Both Neymar on one side and Tello on the other were right on the touchline, only moving inside when necessary.
It almost brought immediate rewards with the Brazilian going close in the first few minutes.
By using as much of the pitch as possible, Sevilla’s defensive unit had no choice but to cover vast expanses of the pitch.
It often left numerous gaps and spaces, but Barca were unable to really exploit this to it’s fullest.
Should Tata Have Put out a Weakened Side?
Given that the way Barca have started the season compared to their visitors, and with one eye on the forthcoming Champions League tie with Ajax, surely it was the perfect opportunity to rest the likes of Lionel Messi, Neymar, Xavi or Andres Iniesta?
In the recent past, we have seen the fatigue or injury that has befallen these players, because they are simply playing too many games.
With Jordi Alba and Iniesta limping out of this one, has Martino weakened his Champions League lineup?
With the likes of Sergi Roberto and Adriano—two more-than-able deputies—quite frankly, it brings to question whether or not the entire squad is being utilised to it's fullest.

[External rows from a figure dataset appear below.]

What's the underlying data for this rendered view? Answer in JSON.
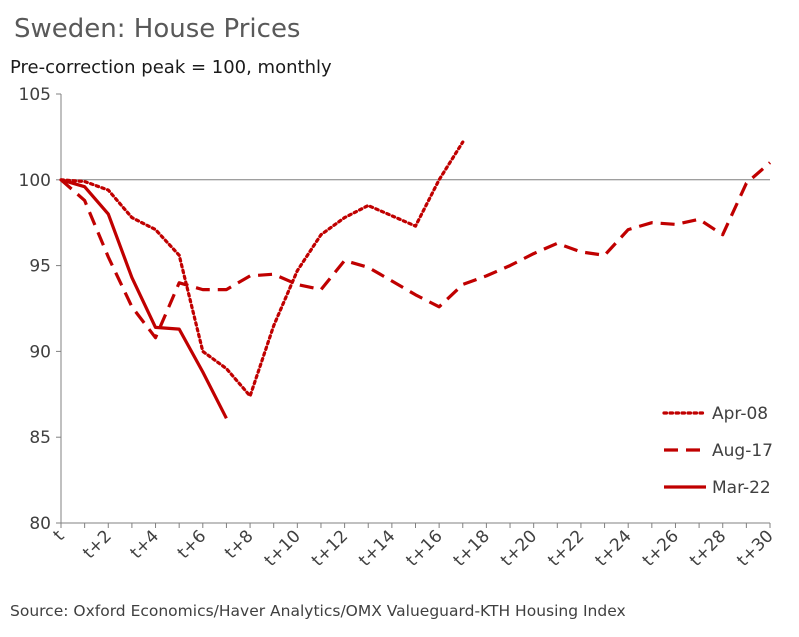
{
  "chart_data": {
    "type": "line",
    "title": "Sweden: House Prices",
    "subtitle": "Pre-correction peak = 100, monthly",
    "source": "Source: Oxford Economics/Haver Analytics/OMX Valueguard-KTH Housing Index",
    "ylim": [
      80,
      105
    ],
    "yticks": [
      80,
      85,
      90,
      95,
      100,
      105
    ],
    "x_count": 31,
    "x_labels": [
      "t",
      "t+2",
      "t+4",
      "t+6",
      "t+8",
      "t+10",
      "t+12",
      "t+14",
      "t+16",
      "t+18",
      "t+20",
      "t+22",
      "t+24",
      "t+26",
      "t+28",
      "t+30"
    ],
    "reference_line": 100,
    "legend_position": "bottom-right",
    "series": [
      {
        "name": "Apr-08",
        "style": "dotted",
        "color": "#C00000",
        "values": [
          100,
          99.9,
          99.4,
          97.8,
          97.1,
          95.6,
          90.0,
          89.0,
          87.4,
          91.5,
          94.7,
          96.8,
          97.8,
          98.5,
          97.9,
          97.3,
          100.0,
          102.2
        ]
      },
      {
        "name": "Aug-17",
        "style": "dashed",
        "color": "#C00000",
        "values": [
          100,
          98.8,
          95.5,
          92.6,
          90.8,
          94.0,
          93.6,
          93.6,
          94.4,
          94.5,
          93.9,
          93.6,
          95.3,
          94.9,
          94.1,
          93.3,
          92.6,
          93.9,
          94.4,
          95.0,
          95.7,
          96.3,
          95.8,
          95.6,
          97.1,
          97.5,
          97.4,
          97.7,
          96.8,
          99.8,
          101.0
        ]
      },
      {
        "name": "Mar-22",
        "style": "solid",
        "color": "#C00000",
        "values": [
          100,
          99.6,
          98.0,
          94.3,
          91.4,
          91.3,
          88.8,
          86.1
        ]
      }
    ]
  }
}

The Curious Case of Marc Bartra
What does Marc Bartra have to do to get himself a spot on this Barcelona team?
Three managers have now blatantly refused to regularly pick him in the starting lineup, even though he offers a genuine defensive presence. That tells us that there are surely other underlying causes to his absence.
How else do you explain that he doesn't even get a spot on the substitutes bench.
Will he be the next in a long line of young Barcelona centre-backs (Botia, Fontas, Muniesa et al) to move to new pastures in order to get the chance to play first-team football?